Sprawa odpowiedzialności Lecha Kaczyńskiego za nepotyczne i noszące znamiona korupcji ułaskawienie wspólnika swojego zięcia - to sprawa pierwszoplanowa polskiej polityki.
Wyrażane przekonania o niewinności prezydenta, jego dobrej woli, nieświadomości tego, co podpisuje – w gruncie rzeczy są oskarżeniem Lecha Kaczyńskiego, jako prezydenta kompletnie nie nadającego się do pełnienia swojego urzędu, który cudem nie sprowadził na Polskę nieszczęścia, składając swój podpis na podsuwanych mu dokumentach. Prezydenta – marionetki pociąganej za sznurki przez bliżej nieokreślonych ludzi, którzy za pośrednictwem pracowników Kancelarii Prezydenta RP podejmowali działania decyzyjne przynależne zgodnie z Konstytucją wyłącznie Głowie Państwa.

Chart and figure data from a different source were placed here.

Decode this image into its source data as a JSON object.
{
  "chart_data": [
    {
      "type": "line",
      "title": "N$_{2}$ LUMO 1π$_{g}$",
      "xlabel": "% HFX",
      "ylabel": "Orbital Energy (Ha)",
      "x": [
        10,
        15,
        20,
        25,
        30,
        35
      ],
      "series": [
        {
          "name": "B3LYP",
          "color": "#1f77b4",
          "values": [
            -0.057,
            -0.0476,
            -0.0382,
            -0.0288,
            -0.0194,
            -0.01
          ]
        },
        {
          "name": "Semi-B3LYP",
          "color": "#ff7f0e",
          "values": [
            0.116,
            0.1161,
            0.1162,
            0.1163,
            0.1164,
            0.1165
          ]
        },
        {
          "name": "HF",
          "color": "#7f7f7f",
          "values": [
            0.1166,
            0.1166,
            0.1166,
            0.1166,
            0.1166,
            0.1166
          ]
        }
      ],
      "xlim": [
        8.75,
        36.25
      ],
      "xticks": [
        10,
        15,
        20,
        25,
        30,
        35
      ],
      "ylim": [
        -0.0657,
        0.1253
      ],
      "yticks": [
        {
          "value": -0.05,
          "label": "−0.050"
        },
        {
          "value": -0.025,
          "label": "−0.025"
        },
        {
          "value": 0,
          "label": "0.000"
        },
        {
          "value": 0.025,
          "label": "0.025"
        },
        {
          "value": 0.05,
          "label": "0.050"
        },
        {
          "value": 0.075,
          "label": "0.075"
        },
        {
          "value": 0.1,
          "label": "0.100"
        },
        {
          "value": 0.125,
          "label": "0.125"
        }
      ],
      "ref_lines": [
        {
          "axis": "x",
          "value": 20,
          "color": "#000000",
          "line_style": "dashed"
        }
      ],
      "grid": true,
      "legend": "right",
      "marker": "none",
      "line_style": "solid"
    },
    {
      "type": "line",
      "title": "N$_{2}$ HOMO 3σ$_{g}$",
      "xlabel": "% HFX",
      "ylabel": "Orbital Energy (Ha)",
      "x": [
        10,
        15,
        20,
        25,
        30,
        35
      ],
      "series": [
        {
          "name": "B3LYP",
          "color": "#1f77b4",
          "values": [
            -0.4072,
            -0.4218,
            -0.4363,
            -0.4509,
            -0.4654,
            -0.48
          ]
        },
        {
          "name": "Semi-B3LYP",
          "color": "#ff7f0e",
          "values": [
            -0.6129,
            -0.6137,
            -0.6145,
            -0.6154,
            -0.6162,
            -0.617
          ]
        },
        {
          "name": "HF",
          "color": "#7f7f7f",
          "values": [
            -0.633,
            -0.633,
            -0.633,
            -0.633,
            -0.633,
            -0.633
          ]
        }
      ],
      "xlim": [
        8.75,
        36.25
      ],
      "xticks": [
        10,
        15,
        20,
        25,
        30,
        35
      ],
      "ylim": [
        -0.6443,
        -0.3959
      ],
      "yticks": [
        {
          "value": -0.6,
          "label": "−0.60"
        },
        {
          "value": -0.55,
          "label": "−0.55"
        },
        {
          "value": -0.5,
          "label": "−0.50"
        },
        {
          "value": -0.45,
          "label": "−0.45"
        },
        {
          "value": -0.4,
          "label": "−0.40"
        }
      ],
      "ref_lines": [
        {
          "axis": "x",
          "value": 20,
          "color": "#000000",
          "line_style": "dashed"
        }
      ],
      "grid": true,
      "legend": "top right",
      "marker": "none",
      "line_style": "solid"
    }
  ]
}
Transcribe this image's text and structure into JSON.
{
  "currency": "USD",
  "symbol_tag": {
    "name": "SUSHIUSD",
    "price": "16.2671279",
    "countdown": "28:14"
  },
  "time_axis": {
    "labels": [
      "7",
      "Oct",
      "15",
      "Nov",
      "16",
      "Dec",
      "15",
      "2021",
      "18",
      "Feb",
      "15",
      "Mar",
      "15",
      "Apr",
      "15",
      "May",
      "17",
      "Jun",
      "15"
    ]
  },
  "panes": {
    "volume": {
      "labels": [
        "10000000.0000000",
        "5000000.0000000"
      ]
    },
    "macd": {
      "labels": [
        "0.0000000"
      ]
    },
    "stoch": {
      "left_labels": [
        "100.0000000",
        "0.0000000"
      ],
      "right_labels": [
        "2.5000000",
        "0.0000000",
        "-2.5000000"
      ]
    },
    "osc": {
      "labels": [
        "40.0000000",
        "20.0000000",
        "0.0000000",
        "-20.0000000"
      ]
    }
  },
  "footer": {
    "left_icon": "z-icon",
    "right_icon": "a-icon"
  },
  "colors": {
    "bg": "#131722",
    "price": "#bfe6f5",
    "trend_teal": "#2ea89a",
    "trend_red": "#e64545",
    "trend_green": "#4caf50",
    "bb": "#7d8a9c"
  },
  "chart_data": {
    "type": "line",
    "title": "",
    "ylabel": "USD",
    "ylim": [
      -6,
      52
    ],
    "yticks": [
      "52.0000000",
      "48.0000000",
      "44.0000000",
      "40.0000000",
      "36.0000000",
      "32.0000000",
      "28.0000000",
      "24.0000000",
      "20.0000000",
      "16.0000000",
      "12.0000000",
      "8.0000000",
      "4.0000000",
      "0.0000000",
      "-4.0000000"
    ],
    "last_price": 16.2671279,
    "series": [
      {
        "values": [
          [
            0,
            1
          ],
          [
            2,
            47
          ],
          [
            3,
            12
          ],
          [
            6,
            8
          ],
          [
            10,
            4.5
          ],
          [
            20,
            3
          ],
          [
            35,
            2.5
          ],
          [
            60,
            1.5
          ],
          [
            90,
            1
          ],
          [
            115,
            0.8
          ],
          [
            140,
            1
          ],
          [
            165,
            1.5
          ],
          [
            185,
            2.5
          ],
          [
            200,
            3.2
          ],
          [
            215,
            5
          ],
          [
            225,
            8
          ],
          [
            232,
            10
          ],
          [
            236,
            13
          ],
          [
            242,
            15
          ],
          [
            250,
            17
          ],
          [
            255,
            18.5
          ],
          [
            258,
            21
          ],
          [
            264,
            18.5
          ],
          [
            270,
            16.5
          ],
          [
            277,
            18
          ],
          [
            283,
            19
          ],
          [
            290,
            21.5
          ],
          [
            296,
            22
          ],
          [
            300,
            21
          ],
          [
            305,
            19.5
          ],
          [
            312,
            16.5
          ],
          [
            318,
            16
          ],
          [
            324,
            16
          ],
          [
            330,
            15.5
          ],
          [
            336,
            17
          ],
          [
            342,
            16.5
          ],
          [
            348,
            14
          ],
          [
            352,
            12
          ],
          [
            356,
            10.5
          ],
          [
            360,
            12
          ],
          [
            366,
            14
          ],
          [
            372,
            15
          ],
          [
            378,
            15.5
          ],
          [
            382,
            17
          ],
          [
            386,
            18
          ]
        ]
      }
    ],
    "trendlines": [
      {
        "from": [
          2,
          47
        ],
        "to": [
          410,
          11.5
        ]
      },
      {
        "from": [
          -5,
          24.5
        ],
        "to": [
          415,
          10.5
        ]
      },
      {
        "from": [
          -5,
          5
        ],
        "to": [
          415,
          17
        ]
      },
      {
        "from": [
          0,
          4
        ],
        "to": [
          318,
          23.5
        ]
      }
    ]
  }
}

Przyjrzyjmy się temu, co ujawniono w sprawie i czego nie wiemy:
Wiemy, że 24 lutego 2009 roku Andrzej Duda, prezydencki minister wystosował pismo do Prokuratora Generalnego z prośbą o akta sprawy Adama S.
Nie wiemy DLACZEGO Andrzej Duda takie pismo wystosował.
Nie wiemy KTO w imieniu Adama S. składał wniosek o ułaskawienie do Prezydenta RP – a należy przyjąć, że taki wniosek musiał wpłynąć i musiał być podstawą wystąpienia Andrzeja Dudy.
Jeśli na wniosku był podpis prezydenckiego kuma, ojca jego zięcia, obrońcy Adama S. – to nazwisko Dubieniecki – musiało zostać zauważone. Jeśli zostało zauważone, musiało rzutować na przebieg sprawy, powodując albo powiadomienie Lecha Kaczyńskiego o tym wniosku – i wtedy mielibyśmy do czynienia ze świadomymi decyzjami prezydenta; lub też zostało przed Lechem Kaczyńskim ukryte i wówczas mamy do czynienia z nieświadomością prezydenta w kwestii, co podpisuje.
Oczywiście może tez być tak, że wniosek o ułaskawienie popisał zupełnie ktoś inny. Jednak to właśnie musi zostać wyjaśnione i ujawnione.
Ponieważ powinniśmy wiedzieć, czy za samym wnioskiem nie stała na przykład taka decyzja: „stary, załatwimy ci ułaskawienie, to pestka”. I czy nie było też tak: "napisz ty pismo o ułaskawienie, bo ja nie chcę, wiesz, nazwisko”. Tym powinna zając się prokuratura.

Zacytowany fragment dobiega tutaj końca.